Towers. Last year I developed Towers [PDF], a rectangular version of Kris Burm’s hexagonal game Dvonn. Now, Burm is a genius, and Dvonn is a fascinating game just the way it is, and the world doesn’t really need a watered-down rectangular version of it. But I wanted a board game to use as the basis for a sample application for my Test-Driven Development workshops, and hexagonal grids are just too much to ask of workshop participants. So Towers was born.
My goal was to code the first few basic features of the game myself, such as moving one tower onto another. And I would include some smelly code for participants to refactor. Over the course of the workshop, participants would write additional features—determining which moves are legal, detecting the end of the game, and so on.
That was my intention.
I started writing the code, and worked on it in rare spare moments over the last eight months. As of a few weeks ago, I’d gotten the code as complete as I needed for my workshops, and was spinning my wheels, dabbling in various refactorings for my own amusement.

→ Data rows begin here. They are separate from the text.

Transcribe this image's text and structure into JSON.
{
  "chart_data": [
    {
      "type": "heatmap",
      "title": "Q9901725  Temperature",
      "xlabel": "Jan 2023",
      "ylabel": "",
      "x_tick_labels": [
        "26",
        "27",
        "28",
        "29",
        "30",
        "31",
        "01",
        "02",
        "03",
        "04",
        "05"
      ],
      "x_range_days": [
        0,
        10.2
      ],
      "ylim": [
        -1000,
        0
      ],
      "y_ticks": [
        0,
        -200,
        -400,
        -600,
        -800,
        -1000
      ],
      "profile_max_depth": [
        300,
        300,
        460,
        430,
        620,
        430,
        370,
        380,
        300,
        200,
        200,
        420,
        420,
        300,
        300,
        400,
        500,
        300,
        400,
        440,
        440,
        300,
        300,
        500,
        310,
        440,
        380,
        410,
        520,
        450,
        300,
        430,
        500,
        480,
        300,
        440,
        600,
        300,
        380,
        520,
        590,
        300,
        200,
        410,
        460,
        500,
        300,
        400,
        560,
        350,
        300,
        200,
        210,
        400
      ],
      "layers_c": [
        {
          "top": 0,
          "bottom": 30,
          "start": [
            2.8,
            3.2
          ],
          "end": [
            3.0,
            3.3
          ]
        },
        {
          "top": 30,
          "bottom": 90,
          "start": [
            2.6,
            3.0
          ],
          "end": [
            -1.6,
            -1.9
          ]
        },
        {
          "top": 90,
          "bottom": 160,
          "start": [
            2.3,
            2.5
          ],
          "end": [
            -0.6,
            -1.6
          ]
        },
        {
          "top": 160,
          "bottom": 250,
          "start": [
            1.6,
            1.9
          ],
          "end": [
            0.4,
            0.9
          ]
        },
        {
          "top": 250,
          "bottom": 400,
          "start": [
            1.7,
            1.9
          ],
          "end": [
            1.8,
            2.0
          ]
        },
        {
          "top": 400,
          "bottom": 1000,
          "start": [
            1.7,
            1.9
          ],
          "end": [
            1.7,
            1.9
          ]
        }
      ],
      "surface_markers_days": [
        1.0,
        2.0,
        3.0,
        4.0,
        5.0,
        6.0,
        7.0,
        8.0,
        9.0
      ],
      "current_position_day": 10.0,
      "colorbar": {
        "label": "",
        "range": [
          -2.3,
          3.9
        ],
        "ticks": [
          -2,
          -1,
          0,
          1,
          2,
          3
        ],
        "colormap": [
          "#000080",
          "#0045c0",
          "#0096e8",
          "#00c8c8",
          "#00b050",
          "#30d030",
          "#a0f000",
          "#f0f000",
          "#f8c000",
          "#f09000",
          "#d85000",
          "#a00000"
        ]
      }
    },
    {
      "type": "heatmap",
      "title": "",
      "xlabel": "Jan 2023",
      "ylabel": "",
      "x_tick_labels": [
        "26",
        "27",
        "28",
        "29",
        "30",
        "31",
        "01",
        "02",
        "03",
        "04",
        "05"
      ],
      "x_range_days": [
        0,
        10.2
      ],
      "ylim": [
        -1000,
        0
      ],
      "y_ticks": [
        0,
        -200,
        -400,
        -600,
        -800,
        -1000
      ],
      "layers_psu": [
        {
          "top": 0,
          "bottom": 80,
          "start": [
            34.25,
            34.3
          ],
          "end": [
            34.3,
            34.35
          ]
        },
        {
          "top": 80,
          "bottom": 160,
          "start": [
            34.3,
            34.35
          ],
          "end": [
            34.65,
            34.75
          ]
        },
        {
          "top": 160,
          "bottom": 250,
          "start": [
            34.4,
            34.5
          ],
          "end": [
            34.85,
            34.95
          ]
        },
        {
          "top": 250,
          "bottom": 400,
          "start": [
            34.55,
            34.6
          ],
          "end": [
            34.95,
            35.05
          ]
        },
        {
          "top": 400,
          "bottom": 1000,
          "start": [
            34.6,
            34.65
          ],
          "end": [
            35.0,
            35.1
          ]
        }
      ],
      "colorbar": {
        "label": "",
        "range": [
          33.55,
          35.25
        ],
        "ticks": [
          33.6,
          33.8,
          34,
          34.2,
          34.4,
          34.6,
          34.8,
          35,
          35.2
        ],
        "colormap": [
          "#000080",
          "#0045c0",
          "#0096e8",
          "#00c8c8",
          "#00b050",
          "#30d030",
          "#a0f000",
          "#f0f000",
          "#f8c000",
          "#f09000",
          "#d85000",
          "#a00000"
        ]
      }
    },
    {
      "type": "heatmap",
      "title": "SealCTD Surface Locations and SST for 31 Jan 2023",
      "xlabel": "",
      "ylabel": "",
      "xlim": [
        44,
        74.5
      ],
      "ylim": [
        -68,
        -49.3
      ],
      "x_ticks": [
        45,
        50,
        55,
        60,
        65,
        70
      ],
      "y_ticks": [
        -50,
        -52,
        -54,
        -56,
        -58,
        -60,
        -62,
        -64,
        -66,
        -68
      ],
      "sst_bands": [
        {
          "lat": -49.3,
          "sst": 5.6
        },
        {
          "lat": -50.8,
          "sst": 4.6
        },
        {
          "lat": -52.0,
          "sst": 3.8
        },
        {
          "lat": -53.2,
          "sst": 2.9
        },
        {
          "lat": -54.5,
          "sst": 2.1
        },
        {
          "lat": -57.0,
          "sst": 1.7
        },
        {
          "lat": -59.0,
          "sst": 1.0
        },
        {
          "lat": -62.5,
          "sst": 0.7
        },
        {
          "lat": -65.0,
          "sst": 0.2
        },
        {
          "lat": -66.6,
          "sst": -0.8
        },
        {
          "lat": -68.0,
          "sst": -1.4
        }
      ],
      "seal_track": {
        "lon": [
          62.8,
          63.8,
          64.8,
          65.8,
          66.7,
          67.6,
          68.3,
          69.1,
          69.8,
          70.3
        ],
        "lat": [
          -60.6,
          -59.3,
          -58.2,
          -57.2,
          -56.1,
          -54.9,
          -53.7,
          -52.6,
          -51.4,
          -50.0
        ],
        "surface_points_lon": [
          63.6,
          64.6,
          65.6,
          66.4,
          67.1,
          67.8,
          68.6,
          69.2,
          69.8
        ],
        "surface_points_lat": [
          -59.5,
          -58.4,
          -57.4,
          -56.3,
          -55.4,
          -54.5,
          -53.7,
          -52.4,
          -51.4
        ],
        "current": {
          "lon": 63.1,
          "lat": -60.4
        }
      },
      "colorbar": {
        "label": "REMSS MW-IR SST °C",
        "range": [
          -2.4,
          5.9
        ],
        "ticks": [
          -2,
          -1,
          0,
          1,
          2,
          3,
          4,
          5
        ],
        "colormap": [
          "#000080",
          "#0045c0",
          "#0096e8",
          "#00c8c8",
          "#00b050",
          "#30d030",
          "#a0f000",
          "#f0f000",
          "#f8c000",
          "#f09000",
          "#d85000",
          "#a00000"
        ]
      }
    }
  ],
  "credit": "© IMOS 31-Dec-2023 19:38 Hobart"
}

GOOS. As I was spinning, a conversation suddenly blossomed in the Growing Object-Oriented Software (GOOS) Google Group, associated with Steve Freeman and Nat Pryce’s terrific book of the same name. Someone had dropped a note pointing to Brain Swan’s provocatively titled presentation “Mocks Suck.” A fascinating dialogue ensued, led by Steve, Nat, Brian, Joe Rainsberger and others.
As I watched that conversation, two things stood out for me. First was that the “tell, don’t ask” principle (aka The Law of Demeter) kept coming up. Second was the repeated assertion that JMock’s strictness (its rejection by default of any method call you didn’t tell it to expect) was not a damned nuisance at all, but actually a good thing, because it points to problems in the code.
Though I’d heard both of these ideas before (I first read about the Law of Demeter in 1990 when I was writing C++ code), and applied them half-heartedly, I’d never given them my full attention. But Steve, Nat, and Joe are all really smart, and I’d learned much from them in the past. So when they all repeated these ideas within a few hours of each other, I sat up and took notice. As they explained their approach to mocking, I began to see that strict mocking and “tell, don’t ask” were at least more nuanced than I’d thought, if not more powerful.
The Itch.I got the itch to apply these two “new” ideas mindfully. And I added a third idea that I had been practicing for a while, but which suddenly made more sense in light of the GOOS conversation: Develop applications from the outside in.
Suddenly I had a new intention for Towers. In addition to writing a sample application in my workshop, I could also create a workshop for myself, an opportunity to apply these three ideas and see what I could learn.
So I began applying “tell, don’t ask” to my existing Towers code. After a few days of that I began to feel lost and backed off. (You may follow that trail from the clearly marked commit on Jan 12 if you wish. I haven’t the heart.) I spent a day away from the code, then decided to start the whole app over in a fresh repo.
A Blunt Instrument. Several coding-hours into my third take, I found myself struggling to configure three different mocks for one class I was testing. After I’d thrashed a bit, something hit me like a can of Spam to the forehead: This was one of those situations Steve, Nat, and Joe had talked about. The problem was not that the mocks were difficult to set up. The problem was that my simple class required three collaborators.
A Blunter Blunt Instrument. A few commits later I’d fixed the problem, and was excited by what I’d learned. I tweeted (in a way that was perhaps easy to misinterpret as criticism of JMock): “Using JMock for the first time. Noticed 3 mocks in one test. Ugh. Started refactoring. Ended up with one dependency, no mocks.”
Within minutes, Steve replied “Post example code please?” Seconds later, Nat added, “Are you going to write up your experience?”
I promised to post some code, but hesitated about writing up my experience. “I don’t know yet,” I said. “I’m too new with ‘tell, don’t ask’ to have a feel for what I’m doing.”
Then Yves Hanoulle hit me with this blunt instrument: “Why is being new an excuse for not writing down?”
Dammit, he’s right. Double dammit.
So I started writing a short blog post about what had happened in the “three mocks” incident. As I scoured my (frequent) git commits to find reference points for my blog post, I found myself studying my process. What had I done? What had my reasoning? What had the results been? Then I discovered that there were things to learn from even earlier in this hours-old project, starting with my very first decision, my choice of “walking skeleton.” And suddenly I was learning from the process of writing.
The Thing. And that post turned into two. And then I thought I could make it a series (just in case I learn anything else, and just in case that’s interesting to anyone). And then I needed to write this introduction. And now it’s becoming a thing. (Dammit, Yves!)
So this post is my introduction to the thing. Two more posts are in the works, each nearly complete. One describes the “three mocks” problem. The other describes the earlier code and the “walking skeleton” problem. Beyond that, who knows?